Search code examples
cperformancefileio

Efficiently read flattened file in C


I'm trying to read a large file that has one float per line in C. For this, I put together the code below. It works fine when testing on small data. However, when reading 600 million numbers this way, it is very slow. Any ideas for how I can speed it up? I'm generating the raw file via python, so re-formatting the data (to have multiple numbers in a line separated by commas for example) is also an option. Any insight into why this method is so slow would be greatly appreciated.

void read_file(float *W)
{
   FILE *fp;

   int i = 0;

// In this file, one row should contain only one NUMBER!!
// So flatten the matrix.
   if (fp = fopen("C:\\Users\\rohit\\Documents\\GitHub\\base\\numerical\\c\\ReadFile1\\Debug\\data.txt", "r")) {
      while (fscanf(fp, "%f", &W[i]) != EOF) {
         ++i;
      }
      fclose(fp);
   }

   fclose(fp);

   scanf("%d",&i);    
}

Solution

  • I encountered a similar problem years ago.
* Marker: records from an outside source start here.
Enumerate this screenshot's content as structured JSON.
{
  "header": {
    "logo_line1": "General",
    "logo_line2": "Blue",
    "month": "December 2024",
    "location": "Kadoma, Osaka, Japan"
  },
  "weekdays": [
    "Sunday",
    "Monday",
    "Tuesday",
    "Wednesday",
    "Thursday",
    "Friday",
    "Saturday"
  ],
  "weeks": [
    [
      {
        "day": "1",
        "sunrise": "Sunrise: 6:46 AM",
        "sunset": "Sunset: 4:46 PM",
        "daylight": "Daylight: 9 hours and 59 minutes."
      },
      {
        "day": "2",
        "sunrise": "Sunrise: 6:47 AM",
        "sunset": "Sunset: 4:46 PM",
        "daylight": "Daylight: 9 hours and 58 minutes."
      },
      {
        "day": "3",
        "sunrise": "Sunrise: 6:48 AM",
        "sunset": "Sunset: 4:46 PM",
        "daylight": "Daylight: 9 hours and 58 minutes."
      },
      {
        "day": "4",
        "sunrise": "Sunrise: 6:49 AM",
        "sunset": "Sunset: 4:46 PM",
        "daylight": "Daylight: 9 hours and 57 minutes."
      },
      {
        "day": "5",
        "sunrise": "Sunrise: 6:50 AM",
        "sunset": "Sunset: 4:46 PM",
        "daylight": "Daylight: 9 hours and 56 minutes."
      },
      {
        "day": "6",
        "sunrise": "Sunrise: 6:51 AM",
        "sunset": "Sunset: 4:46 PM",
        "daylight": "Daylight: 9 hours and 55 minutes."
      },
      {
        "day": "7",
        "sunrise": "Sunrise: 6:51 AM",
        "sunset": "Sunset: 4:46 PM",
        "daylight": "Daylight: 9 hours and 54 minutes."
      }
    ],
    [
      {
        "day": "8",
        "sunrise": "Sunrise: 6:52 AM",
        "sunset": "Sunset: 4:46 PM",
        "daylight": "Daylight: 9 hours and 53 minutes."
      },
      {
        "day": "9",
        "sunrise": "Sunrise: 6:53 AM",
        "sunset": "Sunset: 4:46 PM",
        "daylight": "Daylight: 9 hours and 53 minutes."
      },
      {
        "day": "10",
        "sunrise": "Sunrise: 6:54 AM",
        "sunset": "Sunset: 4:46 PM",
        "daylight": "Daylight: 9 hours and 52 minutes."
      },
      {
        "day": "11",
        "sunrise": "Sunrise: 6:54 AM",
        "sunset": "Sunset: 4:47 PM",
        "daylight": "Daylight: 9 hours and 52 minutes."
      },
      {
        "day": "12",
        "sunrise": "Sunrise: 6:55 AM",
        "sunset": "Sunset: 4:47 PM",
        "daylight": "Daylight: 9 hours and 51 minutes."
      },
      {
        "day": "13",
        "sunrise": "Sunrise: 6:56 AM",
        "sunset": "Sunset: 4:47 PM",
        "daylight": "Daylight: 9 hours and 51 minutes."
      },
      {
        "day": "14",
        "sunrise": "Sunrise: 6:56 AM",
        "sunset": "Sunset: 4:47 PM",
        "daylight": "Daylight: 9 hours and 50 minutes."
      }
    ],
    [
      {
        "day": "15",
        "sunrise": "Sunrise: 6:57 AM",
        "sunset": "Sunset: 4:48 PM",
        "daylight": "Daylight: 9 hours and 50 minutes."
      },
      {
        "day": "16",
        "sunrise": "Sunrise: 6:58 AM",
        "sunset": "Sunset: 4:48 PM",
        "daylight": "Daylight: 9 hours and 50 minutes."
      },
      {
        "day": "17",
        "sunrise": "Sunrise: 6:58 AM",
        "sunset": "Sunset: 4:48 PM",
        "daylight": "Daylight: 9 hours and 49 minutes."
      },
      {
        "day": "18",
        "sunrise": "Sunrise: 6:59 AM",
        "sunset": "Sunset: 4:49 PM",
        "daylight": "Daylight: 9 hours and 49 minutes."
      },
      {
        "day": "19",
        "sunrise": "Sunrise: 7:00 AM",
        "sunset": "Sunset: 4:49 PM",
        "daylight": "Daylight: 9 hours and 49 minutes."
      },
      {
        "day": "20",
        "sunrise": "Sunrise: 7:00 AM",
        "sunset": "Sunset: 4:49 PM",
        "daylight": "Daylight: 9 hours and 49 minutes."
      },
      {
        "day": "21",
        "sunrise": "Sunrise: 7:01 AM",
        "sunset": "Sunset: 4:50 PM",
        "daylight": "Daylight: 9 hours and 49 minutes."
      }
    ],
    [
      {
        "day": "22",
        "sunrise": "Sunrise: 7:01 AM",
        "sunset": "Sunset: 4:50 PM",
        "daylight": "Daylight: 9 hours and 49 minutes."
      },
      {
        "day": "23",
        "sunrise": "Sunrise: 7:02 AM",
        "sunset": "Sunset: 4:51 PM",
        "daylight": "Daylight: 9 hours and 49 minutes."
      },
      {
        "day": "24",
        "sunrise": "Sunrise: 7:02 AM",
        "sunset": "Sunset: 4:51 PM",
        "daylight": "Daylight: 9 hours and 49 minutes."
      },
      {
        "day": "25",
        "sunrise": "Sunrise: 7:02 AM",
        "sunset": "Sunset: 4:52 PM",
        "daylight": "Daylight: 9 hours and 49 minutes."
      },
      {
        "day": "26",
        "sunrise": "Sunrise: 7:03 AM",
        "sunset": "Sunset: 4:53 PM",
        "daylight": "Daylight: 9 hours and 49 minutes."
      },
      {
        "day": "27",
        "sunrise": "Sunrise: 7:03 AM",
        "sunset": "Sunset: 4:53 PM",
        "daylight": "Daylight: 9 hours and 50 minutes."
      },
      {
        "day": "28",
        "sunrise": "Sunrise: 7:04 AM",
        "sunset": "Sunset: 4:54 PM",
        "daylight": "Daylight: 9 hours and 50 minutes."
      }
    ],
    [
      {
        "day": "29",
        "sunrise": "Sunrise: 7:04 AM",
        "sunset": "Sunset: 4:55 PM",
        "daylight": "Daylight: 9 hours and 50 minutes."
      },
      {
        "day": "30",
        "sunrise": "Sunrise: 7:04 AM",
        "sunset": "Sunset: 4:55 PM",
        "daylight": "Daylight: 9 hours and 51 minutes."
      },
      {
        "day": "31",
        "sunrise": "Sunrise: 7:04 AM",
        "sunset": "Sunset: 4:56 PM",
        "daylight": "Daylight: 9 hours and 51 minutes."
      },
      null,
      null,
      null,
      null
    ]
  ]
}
The solution was to replace fscanf with fgets and strtod. This gave much more than a 10-fold improvement, if I recall correctly.

    So your loop:

      while (fscanf(fp, "%f", &W[i]) != EOF) {
         ++i;
      }
    

    should look something like:

      while (fgets(buf, sizeof buf, fp)) {
         W[i++] = strtod(buf, 0);
      }
    

    Edit: Error checking is always a good idea. So adding this in, the simple two-liner grows to about ten lines:

      char buf[80];
      errno = 0;
      while (!errno && fgets(buf, sizeof buf, fp)) {
          W[i++] = strtod(buf, 0);
      }
      if (errno) { // Maybe ERANGE or EINVAL from strtod, or a read error like EINTR
          int save = errno;
          printf("errno=%d reading line %d\n", save, i); // or perror()
          exit(1);
      }
    

    Edit 2: Regarding error checking, the input file could easily contain text such as nan or inf, perhaps from some upstream bug. But strtod and fscanf are perfectly happy to parse these. And this could cause mysterious problems in your code.

    But it is easy enough to check. Add the code:

      int bad = 0;
      for (int j = 0; j < i; j++)
          bad += !isnormal(W[j]); // check for nan, inf, etc.
      if (bad) {
         // ... handle error
      }
    

    Putting this in a separate, simple, loop makes it easier for the compiler to optimize (in theory), especially if you use something like #pragma GCC optimize ("unroll-loops").